Peter Moorhouse memorial plaque

The four figures portray former residents of Fulham Palace, which was the home of the Bishops of London for more than 1,300 years until the 1970s.


The oldest among them is Edmund Bonner, Bishop from 1539 to 1549 and again from 1553 to 1559. He gained a reputation as a cruel persecutor of heretics under both Henry VIII and Queen Mary I. Between these two monarchs, he fell out with Edward VI and spent time in both the Fleet Prison and Marshalsea Prison.

Bishop Bonner

Bishop Bonner, dressed as a monk, is now the only one of the four still in the tree, forever confined to a carved niche in its dead trunk. With his stern expression, he is doing his best to live up to his image as 'Bloody Bonner', fortified by a goblet of wine in his right hand (or is he about to conduct Communion?).


Henry Compton was Bishop for 37 years and seven months from 1675 to 1713 (the longest serving Bishop of London until the 20th century, when the episcopacy of Arthur Winnington-Ingram lasted 38 years and four months).


Bishop Compton was a keen botanist, who introduced a large number of overseas species of plants to England. As a result, Fulham Palace became one of the most significant botanic gardens of the late 17th and early 18th centuries.


It is fitting, then, that Henry Compton is now portrayed enjoying a peaceful moment's repose in his former gardens.

Bishop Compton

He appears to have nodded off while reading a weighty tome and after emptying a goblet of wine, still clutched in his right hand.

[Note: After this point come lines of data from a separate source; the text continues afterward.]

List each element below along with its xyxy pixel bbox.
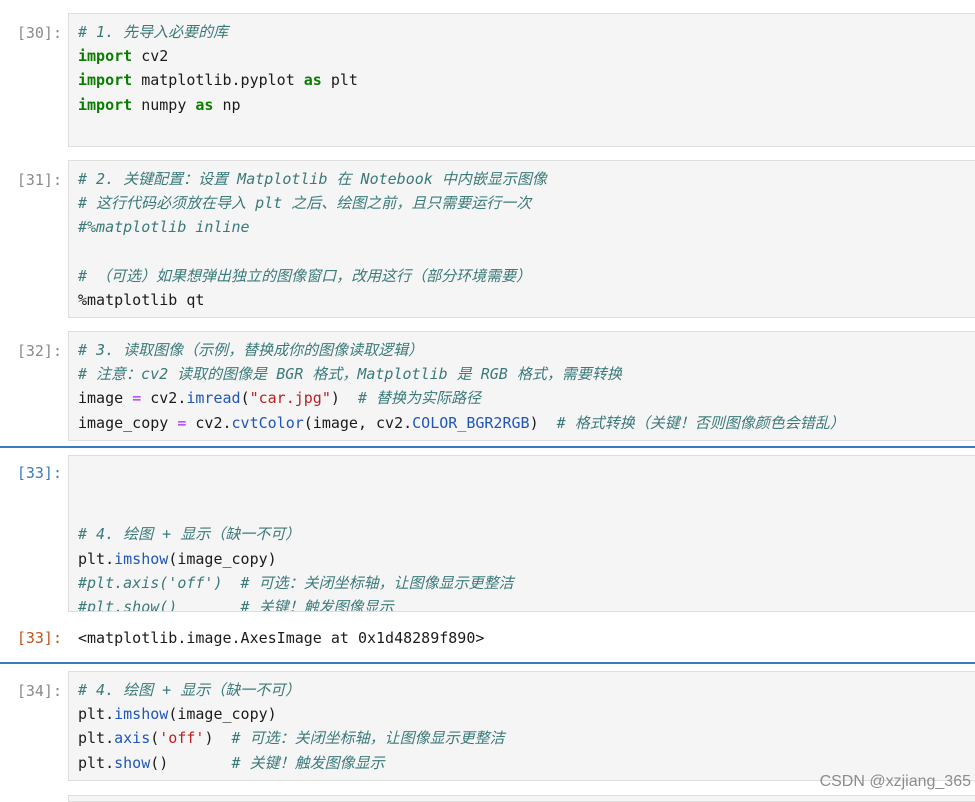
code-token: imshow — [114, 705, 169, 724]
code-token: #plt.axis('off') # 可选：关闭坐标轴，让图像显示更整洁 — [78, 573, 514, 592]
code-token: ) — [529, 413, 557, 432]
code-line: plt.imshow(image_copy) — [78, 702, 975, 726]
code-token: %matplotlib qt — [78, 290, 205, 309]
code-line: #plt.axis('off') # 可选：关闭坐标轴，让图像显示更整洁 — [78, 571, 975, 595]
code-token: plt — [321, 71, 358, 90]
code-line: # 这行代码必须放在导入 plt 之后、绘图之前，且只需要运行一次 — [78, 191, 975, 215]
code-line: image = cv2.imread("car.jpg") # 替换为实际路径 — [78, 386, 975, 410]
code-line: #%matplotlib inline — [78, 215, 975, 239]
code-token: import — [78, 47, 133, 66]
code-token: # （可选）如果想弹出独立的图像窗口，改用这行（部分环境需要） — [78, 266, 532, 285]
code-token: cv2 — [132, 47, 169, 66]
code-editor[interactable]: # 4. 绘图 + 显示（缺一不可） plt.imshow(image_copy)… — [68, 455, 975, 612]
code-token: (image_copy) — [168, 705, 277, 724]
code-line: # （可选）如果想弹出独立的图像窗口，改用这行（部分环境需要） — [78, 264, 975, 288]
code-line: import numpy as np — [78, 93, 975, 117]
code-token: as — [195, 95, 214, 114]
code-token: ) — [204, 729, 232, 748]
code-line: plt.show() # 关键！触发图像显示 — [78, 751, 975, 775]
code-editor[interactable]: # 2. 关键配置：设置 Matplotlib 在 Notebook 中内嵌显示… — [68, 160, 975, 318]
code-token: image_copy — [78, 413, 178, 432]
code-line: plt.imshow(image_copy) — [78, 547, 975, 571]
code-token: imread — [186, 389, 241, 408]
code-token: matplotlib.pyplot — [132, 71, 304, 90]
code-token: # 注意：cv2 读取的图像是 BGR 格式，Matplotlib 是 RGB … — [78, 365, 622, 384]
code-editor[interactable]: # 4. 绘图 + 显示（缺一不可） plt.imshow(image_copy)… — [68, 671, 975, 781]
code-line: # 注意：cv2 读取的图像是 BGR 格式，Matplotlib 是 RGB … — [78, 362, 975, 386]
code-token: 'off' — [159, 729, 205, 748]
code-token: # 这行代码必须放在导入 plt 之后、绘图之前，且只需要运行一次 — [78, 194, 532, 213]
code-token: # 2. 关键配置：设置 Matplotlib 在 Notebook 中内嵌显示… — [78, 170, 547, 188]
code-line: # 3. 读取图像（示例，替换成你的图像读取逻辑） — [78, 338, 975, 362]
code-token: # 关键！触发图像显示 — [231, 753, 385, 772]
code-token: plt. — [78, 549, 115, 568]
code-line: plt.axis('off') # 可选：关闭坐标轴，让图像显示更整洁 — [78, 726, 975, 750]
code-line: # 2. 关键配置：设置 Matplotlib 在 Notebook 中内嵌显示… — [78, 167, 975, 191]
code-token: = — [132, 389, 142, 408]
code-token: as — [303, 71, 322, 90]
code-token: # 4. 绘图 + 显示（缺一不可） — [78, 681, 301, 699]
code-token: ( — [240, 389, 250, 408]
code-token: image — [78, 389, 133, 408]
code-editor[interactable]: # 1. 先导入必要的库 import cv2 import matplotlib.… — [68, 13, 975, 147]
code-token: (image_copy) — [168, 549, 277, 568]
code-token: cv2. — [186, 413, 232, 432]
code-token: # 可选：关闭坐标轴，让图像显示更整洁 — [231, 729, 505, 748]
code-line: import cv2 — [78, 44, 975, 68]
code-token: () — [150, 753, 232, 772]
input-prompt: [34]: — [16, 682, 62, 700]
code-token: cv2. — [141, 389, 187, 408]
code-token: show — [114, 753, 151, 772]
code-token: # 替换为实际路径 — [357, 389, 482, 408]
active-cell-border-top — [0, 446, 975, 448]
code-token: ) — [330, 389, 358, 408]
code-token: axis — [114, 729, 151, 748]
code-line: %matplotlib qt — [78, 288, 975, 312]
code-editor[interactable]: # 3. 读取图像（示例，替换成你的图像读取逻辑） # 注意：cv2 读取的图像是… — [68, 331, 975, 441]
code-token: np — [213, 95, 241, 114]
next-cell-editor[interactable] — [68, 795, 975, 802]
cell-output: <matplotlib.image.AxesImage at 0x1d48289… — [78, 629, 485, 647]
code-token: plt. — [78, 729, 115, 748]
code-line: #plt.show() # 关键！触发图像显示 — [78, 595, 975, 612]
code-token: COLOR_BGR2RGB — [412, 413, 530, 432]
output-prompt: [33]: — [16, 629, 62, 647]
code-token: cvtColor — [231, 413, 304, 432]
input-prompt: [31]: — [16, 171, 62, 189]
code-token: # 3. 读取图像（示例，替换成你的图像读取逻辑） — [78, 341, 424, 359]
code-token: # 4. 绘图 + 显示（缺一不可） — [78, 525, 301, 544]
input-prompt: [32]: — [16, 342, 62, 360]
code-token: #plt.show() # 关键！触发图像显示 — [78, 597, 394, 612]
code-token: plt. — [78, 753, 115, 772]
code-line: # 4. 绘图 + 显示（缺一不可） — [78, 678, 975, 702]
code-token: # 1. 先导入必要的库 — [78, 23, 229, 41]
watermark: CSDN @xzjiang_365 — [819, 773, 971, 790]
code-line: # 4. 绘图 + 显示（缺一不可） — [78, 522, 975, 546]
code-line: # 1. 先导入必要的库 — [78, 20, 975, 44]
code-line: import matplotlib.pyplot as plt — [78, 68, 975, 92]
input-prompt: [30]: — [16, 24, 62, 42]
input-prompt: [33]: — [16, 464, 62, 482]
code-token: imshow — [114, 549, 169, 568]
code-token: import — [78, 95, 133, 114]
code-token: (image, cv2. — [303, 413, 413, 432]
code-token: #%matplotlib inline — [78, 218, 250, 237]
code-line: image_copy = cv2.cvtColor(image, cv2.COL… — [78, 411, 975, 435]
code-token: ( — [150, 729, 160, 748]
code-token: numpy — [132, 95, 196, 114]
code-token: # 格式转换（关键！否则图像颜色会错乱） — [556, 413, 845, 432]
active-cell-border-bottom — [0, 662, 975, 664]
code-token: plt. — [78, 705, 115, 724]
code-token: "car.jpg" — [249, 389, 331, 408]
code-token: import — [78, 71, 133, 90]
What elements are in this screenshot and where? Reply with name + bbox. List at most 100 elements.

Just above his head are a yet-to-be planted pot plant, a trowel and what look like the fruit of some exotic tree.

Sleeping, or practising a sermon?

Beilby Porteus, Bishop of London from 1787 to 1809, was a leading figure in the campaign to abolish the slave trade. He was also a Church of England reformer and a fervent advocate of Bible reading.


In Fulham Palace gardens, we find Bishop Porteus leaning on a tree stump, on top of which is an open book.

Bishop Porteus

He is not looking at the book, so either he has been distracted by something more interesting in the garden, or perhaps he is looking up at passers-by while reading the Bible to them. Next to him is a precariously stacked pile of books, a reference to the collection that he left to establish Fulham Palace's library.


Mandell Creighton was a leading historian and Cambridge University professor, with a successful second career in the Church of England. Bishop of London for only four years from 1897 until his premature death (aged 57) in 1901, he had been tipped as a possible Archbishop of Canterbury.

Bishop Creighton

As might be expected of a man of great intellect, Bishop Creighton is holding a book in one hand. However, more surprisingly, he is holding a bottle aloft in his other hand, apparently showing off that he has emptied it. Dressed in his bishop's mitre and robes, he is standing up against a tree (perhaps he needs the support after his libation).

At the base of the cedar tree trunk is a wooden throne with the crossed swords emblem of the Diocese of London. Perhaps the four bishops take it in turns to sit on it when visitors have left the garden.


There is also a smaller throne, maybe a nod to the medieval tradition of appointing a Boy Bishop at Christmastime from among the choirboys of St Paul's Cathedral.


On the other side of the trunk, there is a cat lying on top of a pile of books, one of which reads LMAAXIINIM along its spine. These carved letters, and those visible on other parts of the work, are thought to be references to the Moorhouses' memories.

It would be quite easy to stroll past the Bishops' Tree without noticing it on a visit to Fulham Palace, so be sure to stop by the quartet of carved clergy and their priestly paraphernalia.